Он приосанился. Огладил свои усы с бородой.
— Стану, дочка, раз просишь. А чего не встать? Молодь учить надо. Правильно ты говоришь.
— Спасибо, дядька. И Иван мой учить будет, и Василий.
— Саш, ты чего? — Удивлённо посмотрел на меня муж. Василий тоже глядел вопросительно.
— Надо так, Ванечка. Для будущей славы Руси нашей. Я уже уставы пишу.
— Что за уставы, дочка? — Тут же спросил Евсей.

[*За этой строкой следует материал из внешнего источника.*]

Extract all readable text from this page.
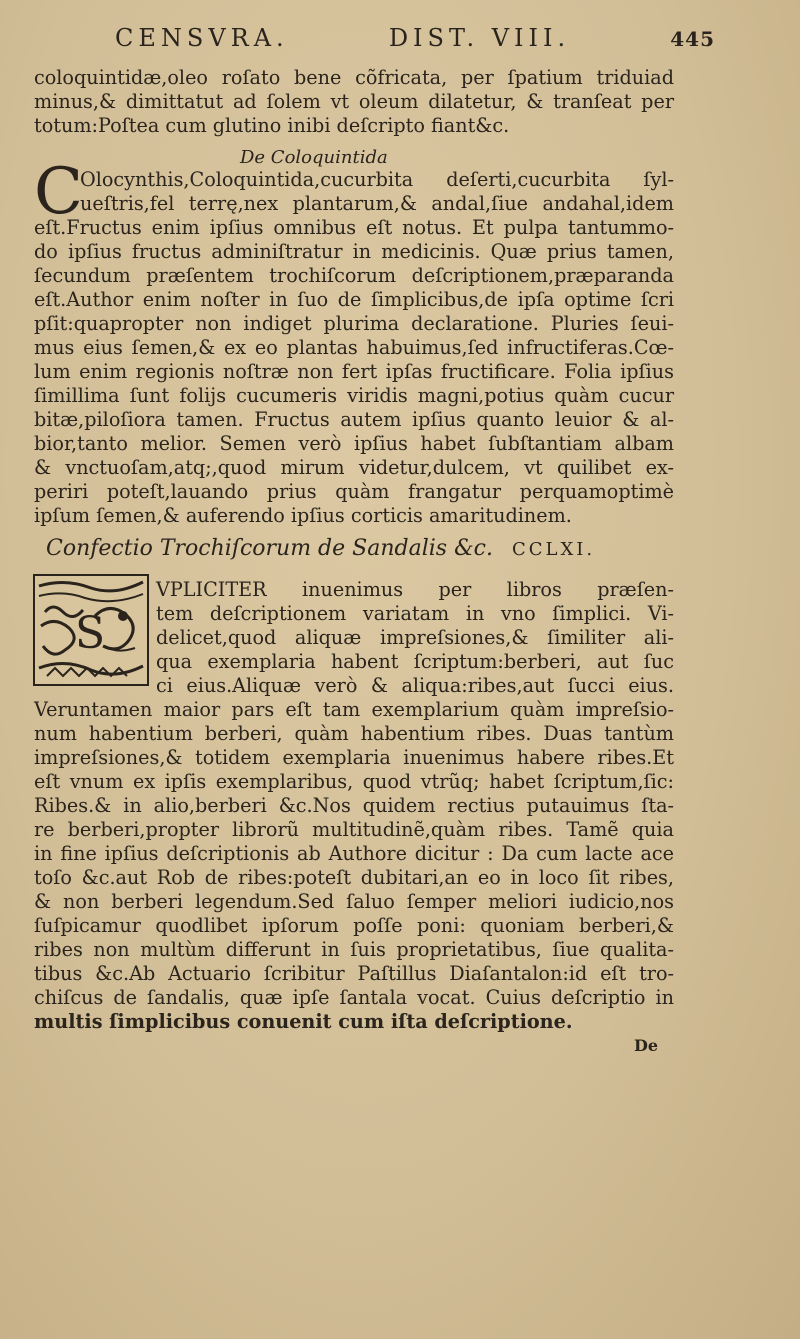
CENSVRA.	DIST. VIII.	445
coloquintidæ,oleo roſato bene cõfricata, per ſpatium triduiad
minus,& dimittatut ad ſolem vt oleum dilatetur, & tranſeat per
totum:Poſtea cum glutino inibi deſcripto fiant&c.
De Coloquintida
C
Olocynthis,Coloquintida,cucurbita deſerti,cucurbita ſyl-
ueſtris,fel terrę,nex plantarum,& andal,ſiue andahal,idem
eſt.Fructus enim ipſius omnibus eſt notus. Et pulpa tantummo-
do ipſius fructus adminiſtratur in medicinis. Quæ prius tamen,
ſecundum præſentem trochiſcorum deſcriptionem,præparanda
eſt.Author enim noſter in ſuo de ſimplicibus,de ipſa optime ſcri
pſit:quapropter non indiget plurima declaratione. Pluries ſeui-
mus eius ſemen,& ex eo plantas habuimus,ſed infructiferas.Cœ-
lum enim regionis noſtræ non fert ipſas fructificare. Folia ipſius
ſimillima ſunt folijs cucumeris viridis magni,potius quàm cucur
bitæ,piloſiora tamen. Fructus autem ipſius quanto leuior & al-
bior,tanto melior. Semen verò ipſius habet ſubſtantiam albam
& vnctuoſam,atq;,quod mirum videtur,dulcem, vt quilibet ex-
periri poteſt,lauando prius quàm frangatur perquamoptimè
ipſum ſemen,& auferendo ipſius corticis amaritudinem.
Confectio Trochiſcorum de Sandalis &c. CCLXI.
S
VPLICITER inuenimus per libros præſen-
tem deſcriptionem variatam in vno ſimplici. Vi-
delicet,quod aliquæ impreſsiones,& ſimiliter ali-
qua exemplaria habent ſcriptum:berberi, aut ſuc
ci eius.Aliquæ verò & aliqua:ribes,aut ſucci eius.
Veruntamen maior pars eſt tam exemplarium quàm impreſsio-
num habentium berberi, quàm habentium ribes. Duas tantùm
impreſsiones,& totidem exemplaria inuenimus habere ribes.Et
eſt vnum ex ipſis exemplaribus, quod vtrũq; habet ſcriptum,ſic:
Ribes.& in alio,berberi &c.Nos quidem rectius putauimus ſta-
re berberi,propter librorũ multitudinẽ,quàm ribes. Tamẽ quia
in fine ipſius deſcriptionis ab Authore dicitur : Da cum lacte ace
toſo &c.aut Rob de ribes:poteſt dubitari,an eo in loco ſit ribes,
& non berberi legendum.Sed ſaluo ſemper meliori iudicio,nos
ſuſpicamur quodlibet ipſorum poſſe poni: quoniam berberi,&
ribes non multùm differunt in ſuis proprietatibus, ſiue qualita-
tibus &c.Ab Actuario ſcribitur Paſtillus Diaſantalon:id eſt tro-
chiſcus de ſandalis, quæ ipſe ſantala vocat. Cuius deſcriptio in
multis ſimplicibus conuenit cum iſta deſcriptione.
De
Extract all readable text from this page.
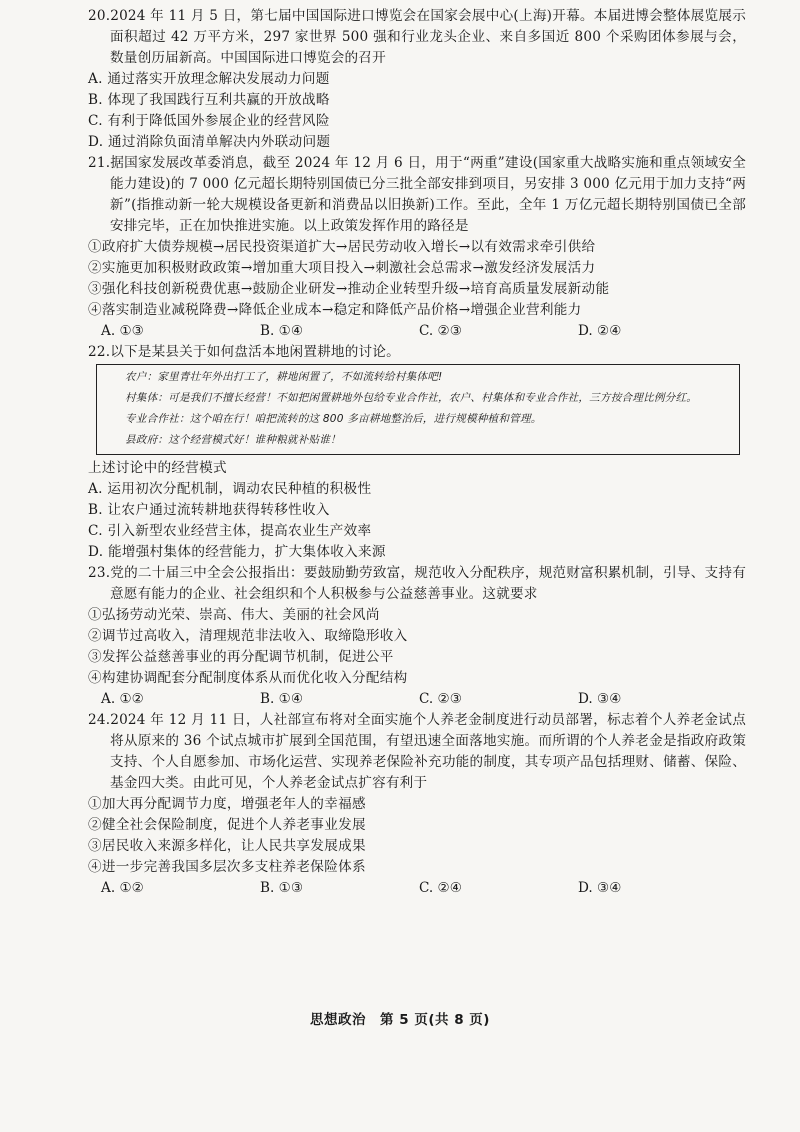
20.2024 年 11 月 5 日，第七届中国国际进口博览会在国家会展中心(上海)开幕。本届进博会整体展览展示面积超过 42 万平方米，297 家世界 500 强和行业龙头企业、来自多国近 800 个采购团体参展与会，数量创历届新高。中国国际进口博览会的召开

A. 通过落实开放理念解决发展动力问题

B. 体现了我国践行互利共赢的开放战略

C. 有利于降低国外参展企业的经营风险

D. 通过消除负面清单解决内外联动问题

21.据国家发展改革委消息，截至 2024 年 12 月 6 日，用于“两重”建设(国家重大战略实施和重点领域安全能力建设)的 7 000 亿元超长期特别国债已分三批全部安排到项目，另安排 3 000 亿元用于加力支持“两新”(指推动新一轮大规模设备更新和消费品以旧换新)工作。至此，全年 1 万亿元超长期特别国债已全部安排完毕，正在加快推进实施。以上政策发挥作用的路径是

①政府扩大债券规模→居民投资渠道扩大→居民劳动收入增长→以有效需求牵引供给

②实施更加积极财政政策→增加重大项目投入→刺激社会总需求→激发经济发展活力

③强化科技创新税费优惠→鼓励企业研发→推动企业转型升级→培育高质量发展新动能

④落实制造业减税降费→降低企业成本→稳定和降低产品价格→增强企业营利能力

A. ①③	B. ①④	C. ②③	D. ②④

22.以下是某县关于如何盘活本地闲置耕地的讨论。

农户：家里青壮年外出打工了，耕地闲置了，不如流转给村集体吧!

村集体：可是我们不擅长经营！不如把闲置耕地外包给专业合作社，农户、村集体和专业合作社，三方按合理比例分红。

专业合作社：这个咱在行！咱把流转的这 800 多亩耕地整治后，进行规模种植和管理。

县政府：这个经营模式好！谁种粮就补贴谁！

上述讨论中的经营模式

A. 运用初次分配机制，调动农民种植的积极性

B. 让农户通过流转耕地获得转移性收入

C. 引入新型农业经营主体，提高农业生产效率

D. 能增强村集体的经营能力，扩大集体收入来源

23.党的二十届三中全会公报指出：要鼓励勤劳致富，规范收入分配秩序，规范财富积累机制，引导、支持有意愿有能力的企业、社会组织和个人积极参与公益慈善事业。这就要求

①弘扬劳动光荣、崇高、伟大、美丽的社会风尚

②调节过高收入，清理规范非法收入、取缔隐形收入

③发挥公益慈善事业的再分配调节机制，促进公平

④构建协调配套分配制度体系从而优化收入分配结构

A. ①②	B. ①④	C. ②③	D. ③④

24.2024 年 12 月 11 日，人社部宣布将对全面实施个人养老金制度进行动员部署，标志着个人养老金试点将从原来的 36 个试点城市扩展到全国范围，有望迅速全面落地实施。而所谓的个人养老金是指政府政策支持、个人自愿参加、市场化运营、实现养老保险补充功能的制度，其专项产品包括理财、储蓄、保险、基金四大类。由此可见，个人养老金试点扩容有利于

①加大再分配调节力度，增强老年人的幸福感

②健全社会保险制度，促进个人养老事业发展

③居民收入来源多样化，让人民共享发展成果

④进一步完善我国多层次多支柱养老保险体系

A. ①②	B. ①③	C. ②④	D. ③④
思想政治　第 5 页(共 8 页)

— Воинские законы, по которым учить будем, дядька. Мы будем строит новое войско Руси, на новых правилах и законах. И поверь дядька Евсей, мы создадим непобедимое войско. Как в своё время Великий Рим создал своё, непобедимое войско. А к этому войску, новое оружие будет. Пушки уже льют.
— Дочка, да я не против. Я же сказал тебе сделаю всё, о чём просишь.
— Вот и хорошо, дядька. Будешь главным над кадетами, в плане воинской выучки, выдержки, стойкости, ибо воин должен с честью переносить все тяготы и лишения воинской службы.
— Хорошо сказала, дочка. С честью переносить тяготы и лишения.
— Доченька, а кто содержать то будет этих… Как ты говоришь? — Тут же спросила маман. Вот что значит домовитая и расчётливая женщина.
— Часть выделит Великий Государь из казны. Остальное мы будем содержать.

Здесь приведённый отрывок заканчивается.